Self-experimentation is a well-recognised tradition. But in China more and more of the general public are receiving vaccine treatments that have yet to be licenced as they are still undergoing the final phase of clinical trials. This follows the authorisation in late July for the ‘emergency use’ of experimental Covid-19 vaccines.

On October 15, Jiaxing, south of Shanghai, became the first city in China to offer to inoculate residents on a voluntary basis – with a vaccine candidate developed by Beijing-based Sinovac Biotech. Health officials in the city said the programme will prioritise those planning outbound travel, in addition to “key targeted groups” including medical staff and epidemic prevention workers. The same week also saw China National Biotec Group (CNBG), a unit of state-owned Sinopharm, offer its drugs for free to students planning to study abroad. Over 168,000 people signed up for the initiative.

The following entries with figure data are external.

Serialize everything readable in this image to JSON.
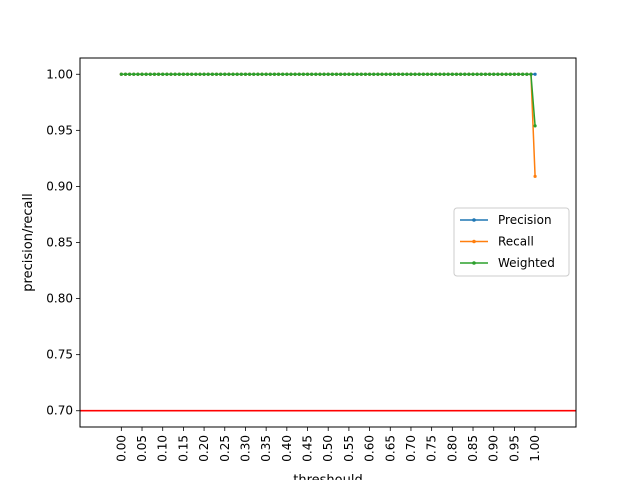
{
  "chart_data": {
    "type": "line",
    "xlabel": "threshould",
    "ylabel": "precision/recall",
    "xlim": [
      -0.0999,
      1.0989
    ],
    "ylim": [
      0.6855,
      1.0145
    ],
    "x_ticks": [
      "0.00",
      "0.05",
      "0.10",
      "0.15",
      "0.20",
      "0.25",
      "0.30",
      "0.35",
      "0.40",
      "0.45",
      "0.50",
      "0.55",
      "0.60",
      "0.65",
      "0.70",
      "0.75",
      "0.80",
      "0.85",
      "0.90",
      "0.95",
      "1.00"
    ],
    "y_ticks": [
      "0.70",
      "0.75",
      "0.80",
      "0.85",
      "0.90",
      "0.95",
      "1.00"
    ],
    "x_start": 0.0,
    "x_step": 0.01,
    "n_points": 101,
    "series": [
      {
        "name": "Precision",
        "color": "#1f77b4",
        "values_rule": "1.0 for all points",
        "last_value": 1.0
      },
      {
        "name": "Recall",
        "color": "#ff7f0e",
        "values_rule": "1.0 except last",
        "last_value": 0.909
      },
      {
        "name": "Weighted",
        "color": "#2ca02c",
        "values_rule": "1.0 except last",
        "last_value": 0.954
      }
    ],
    "hline": {
      "y": 0.7,
      "color": "#ff0000"
    },
    "legend_position": "center-right",
    "grid": false
  }
}
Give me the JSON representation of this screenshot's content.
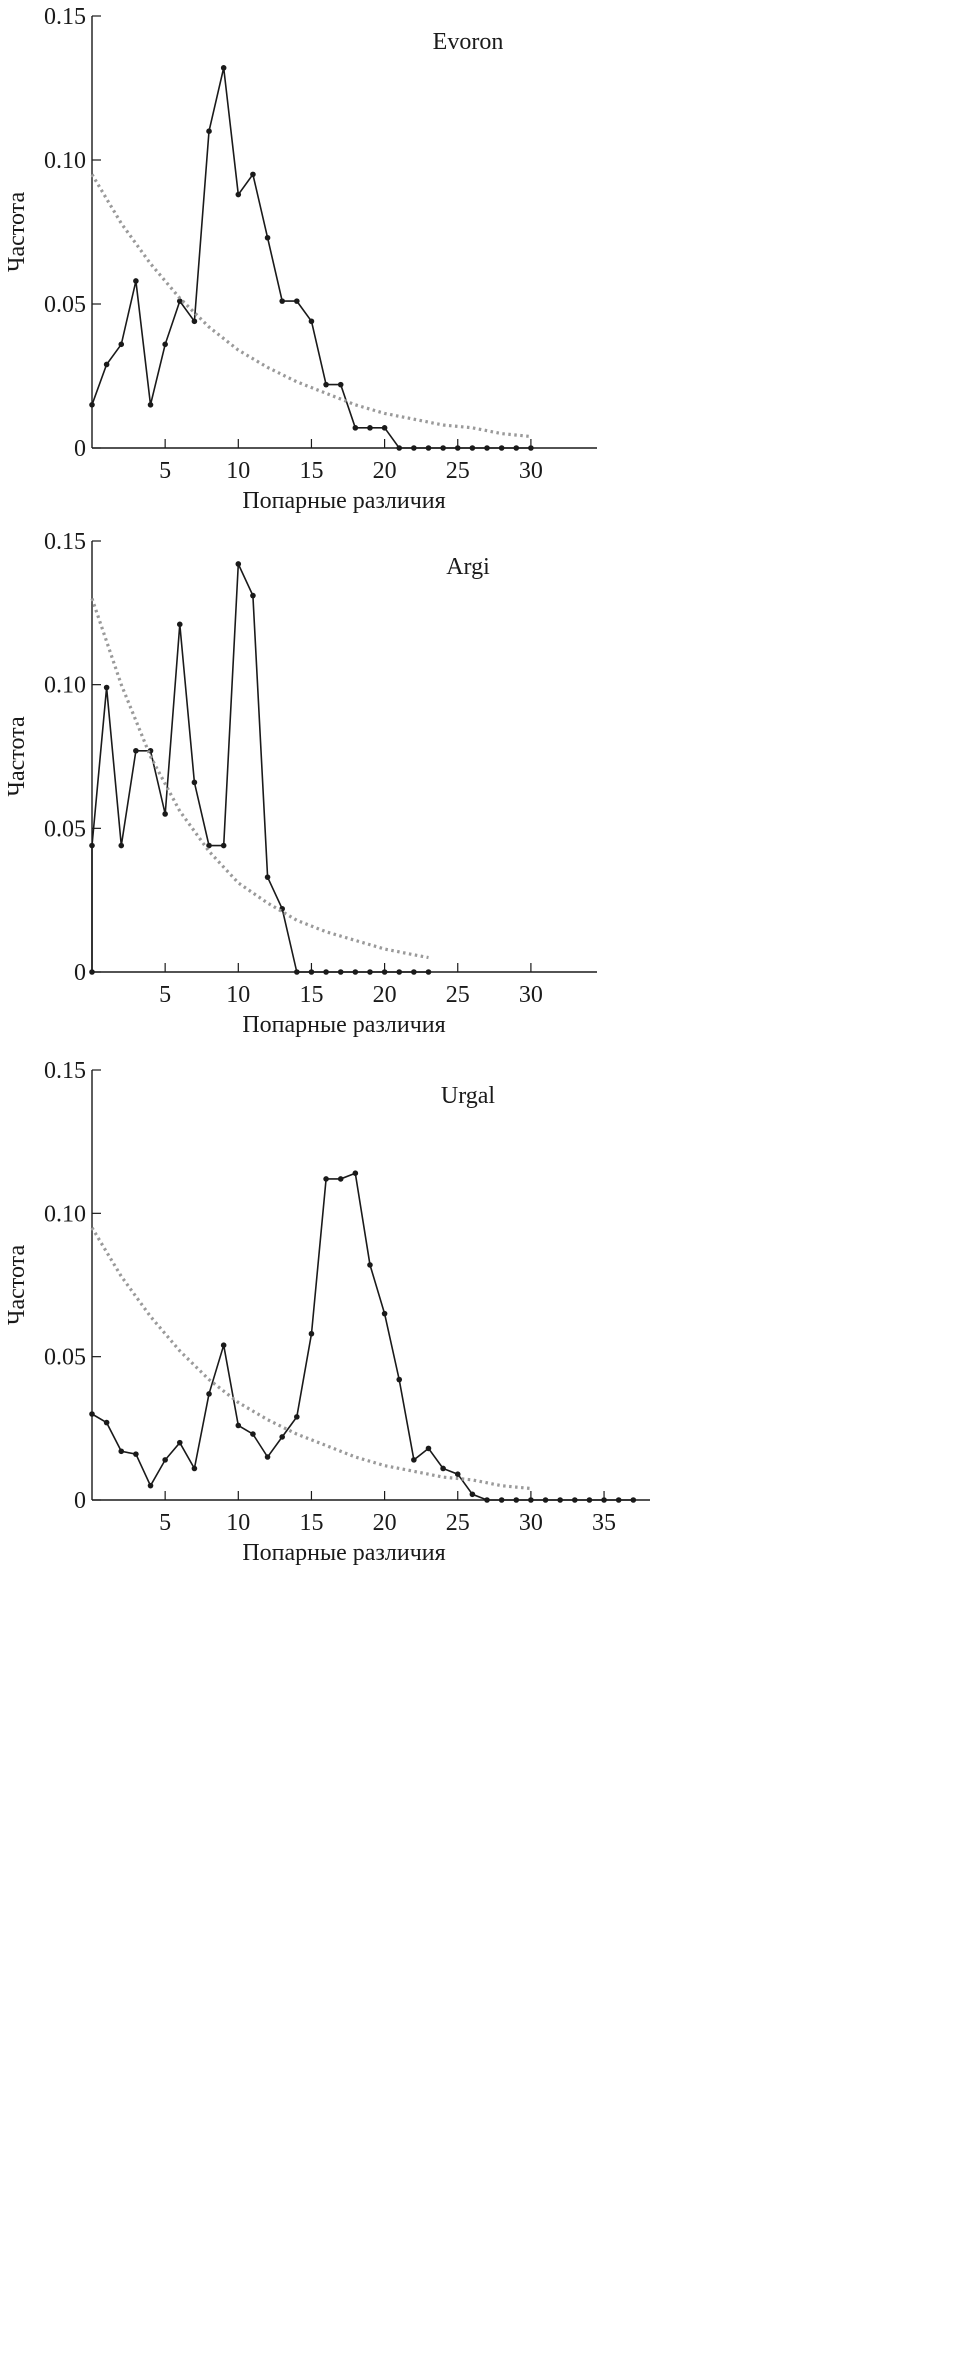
{
  "chart_data": [
    {
      "type": "line",
      "title": "Evoron",
      "xlabel": "Попарные различия",
      "ylabel": "Частота",
      "xlim": [
        0,
        34
      ],
      "ylim": [
        0,
        0.15
      ],
      "xticks": [
        5,
        10,
        15,
        20,
        25,
        30
      ],
      "yticks": [
        0,
        0.05,
        0.1,
        0.15
      ],
      "ytick_labels": [
        "0",
        "0.05",
        "0.10",
        "0.15"
      ],
      "series": [
        {
          "style": "solid-with-markers",
          "x": [
            0,
            1,
            2,
            3,
            4,
            5,
            6,
            7,
            8,
            9,
            10,
            11,
            12,
            13,
            14,
            15,
            16,
            17,
            18,
            19,
            20,
            21,
            22,
            23,
            24,
            25,
            26,
            27,
            28,
            29,
            30
          ],
          "y": [
            0.015,
            0.029,
            0.036,
            0.058,
            0.015,
            0.036,
            0.051,
            0.044,
            0.11,
            0.132,
            0.088,
            0.095,
            0.073,
            0.051,
            0.051,
            0.044,
            0.022,
            0.022,
            0.007,
            0.007,
            0.007,
            0,
            0,
            0,
            0,
            0,
            0,
            0,
            0,
            0,
            0
          ]
        },
        {
          "style": "dotted-gray",
          "x": [
            0,
            2,
            4,
            6,
            8,
            10,
            12,
            14,
            16,
            18,
            20,
            22,
            24,
            26,
            28,
            30
          ],
          "y": [
            0.095,
            0.078,
            0.064,
            0.052,
            0.042,
            0.034,
            0.028,
            0.023,
            0.019,
            0.015,
            0.012,
            0.01,
            0.008,
            0.007,
            0.005,
            0.004
          ]
        }
      ]
    },
    {
      "type": "line",
      "title": "Argi",
      "xlabel": "Попарные различия",
      "ylabel": "Частота",
      "xlim": [
        0,
        34
      ],
      "ylim": [
        0,
        0.15
      ],
      "xticks": [
        5,
        10,
        15,
        20,
        25,
        30
      ],
      "yticks": [
        0,
        0.05,
        0.1,
        0.15
      ],
      "ytick_labels": [
        "0",
        "0.05",
        "0.10",
        "0.15"
      ],
      "series": [
        {
          "style": "solid-with-markers",
          "x": [
            0,
            0,
            1,
            2,
            3,
            4,
            5,
            6,
            7,
            8,
            9,
            10,
            11,
            12,
            13,
            14,
            15,
            16,
            17,
            18,
            19,
            20,
            21,
            22,
            23
          ],
          "y": [
            0,
            0.044,
            0.099,
            0.044,
            0.077,
            0.077,
            0.055,
            0.121,
            0.066,
            0.044,
            0.044,
            0.142,
            0.131,
            0.033,
            0.022,
            0,
            0,
            0,
            0,
            0,
            0,
            0,
            0,
            0,
            0
          ]
        },
        {
          "style": "dotted-gray",
          "x": [
            0,
            2,
            4,
            6,
            8,
            10,
            12,
            14,
            16,
            18,
            20,
            22,
            23
          ],
          "y": [
            0.13,
            0.1,
            0.075,
            0.056,
            0.042,
            0.031,
            0.024,
            0.018,
            0.014,
            0.011,
            0.008,
            0.006,
            0.005
          ]
        }
      ]
    },
    {
      "type": "line",
      "title": "Urgal",
      "xlabel": "Попарные различия",
      "ylabel": "Частота",
      "xlim": [
        0,
        38
      ],
      "ylim": [
        0,
        0.15
      ],
      "xticks": [
        5,
        10,
        15,
        20,
        25,
        30,
        35
      ],
      "yticks": [
        0,
        0.05,
        0.1,
        0.15
      ],
      "ytick_labels": [
        "0",
        "0.05",
        "0.10",
        "0.15"
      ],
      "series": [
        {
          "style": "solid-with-markers",
          "x": [
            0,
            1,
            2,
            3,
            4,
            5,
            6,
            7,
            8,
            9,
            10,
            11,
            12,
            13,
            14,
            15,
            16,
            17,
            18,
            19,
            20,
            21,
            22,
            23,
            24,
            25,
            26,
            27,
            28,
            29,
            30,
            31,
            32,
            33,
            34,
            35,
            36,
            37
          ],
          "y": [
            0.03,
            0.027,
            0.017,
            0.016,
            0.005,
            0.014,
            0.02,
            0.011,
            0.037,
            0.054,
            0.026,
            0.023,
            0.015,
            0.022,
            0.029,
            0.058,
            0.112,
            0.112,
            0.114,
            0.082,
            0.065,
            0.042,
            0.014,
            0.018,
            0.011,
            0.009,
            0.002,
            0,
            0,
            0,
            0,
            0,
            0,
            0,
            0,
            0,
            0,
            0
          ]
        },
        {
          "style": "dotted-gray",
          "x": [
            0,
            2,
            4,
            6,
            8,
            10,
            12,
            14,
            16,
            18,
            20,
            22,
            24,
            26,
            28,
            30
          ],
          "y": [
            0.095,
            0.078,
            0.064,
            0.052,
            0.042,
            0.034,
            0.028,
            0.023,
            0.019,
            0.015,
            0.012,
            0.01,
            0.008,
            0.007,
            0.005,
            0.004
          ]
        }
      ]
    }
  ]
}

The two drug firms claimed that no severe adverse effects have been reported among the hundreds of thousands of recipients of the experimental vaccines. Moreover, preliminary results suggest that the treatments are efficacious, the companies say.

“We have administered the drug to diplomats as well as workers travelling to Belt and Road countries. None of them have contracted the disease after spending months in high-risk regions, which was not the case for those who had not been vaccinated,” said Zhou Song, a representative of CNBG, which is still conducting the final Phase III trials for its two candidates across 10 countries including the United Arab Emirates (UAE), Jordan, Egypt and Argentina.

The company believes the protection provided by its vaccines – which require two shots taken within 28 days – could last up to three years, despite mutations of the virus. “The main gene sequence and protein quality [of SARS-CoV-2] have not changed fundamentally,” CNBG explained, noting that its vaccines trigger desirable responses against virus strains prevalent in Austria, China, Britain, Russia, and the US.

The confidence is all the more remarkable, given the likes of Johnson & Johnson and AstraZeneca have both temporarily halted their trials after participants fell ill in the process.

According to a study published in the Nature Medicine journal this week, researchers in Spain, the US and Britain (who surveyed 13,400 people in 19 countries) found that the country with the highest willingness to take “a proven, safe and effective vaccine” was China (87%), while the Russians have shown the most hesitation (55%). “Vaccine confidence was invariably higher in countries where trust was higher,” wrote Jeffrey Lazarus, coordinator of the study.

Chinese firms are not alone in pressing hard for a vaccine rollout. Pfizer said last week it may file for an emergency authorisation next month for a Covid-19 vaccine that it is still developing.

The pace at which the Chinese firms have developed and deployed their vaccines has drawn concerns from international medical experts. Some countries have given their stamp of approval. The UAE approved CNBG’s Covid-19 vaccine for emergency use for its frontline health workers, as none of the 31,000 volunteers who took the Chinese vaccine experienced serious side effects. Brazil’s health minister Eduardo Pazuello has also signed a preliminary agreement to buy 46 million doses of vaccines co-developed by Sinovac and Sao Paulo’s Butantan Institute. However, the plan, announced on October 2, was however thrown into uncertainty after President Jair Bolsonaro expressed his disapproval.

China has so far produced 13 vaccine candidates in clinical trials, of which four are in Phase III testing. The National Health Commission has predicted that 610 million doses of these vaccines will likely be ready for distribution by the end of this year, and another one billion in 2021.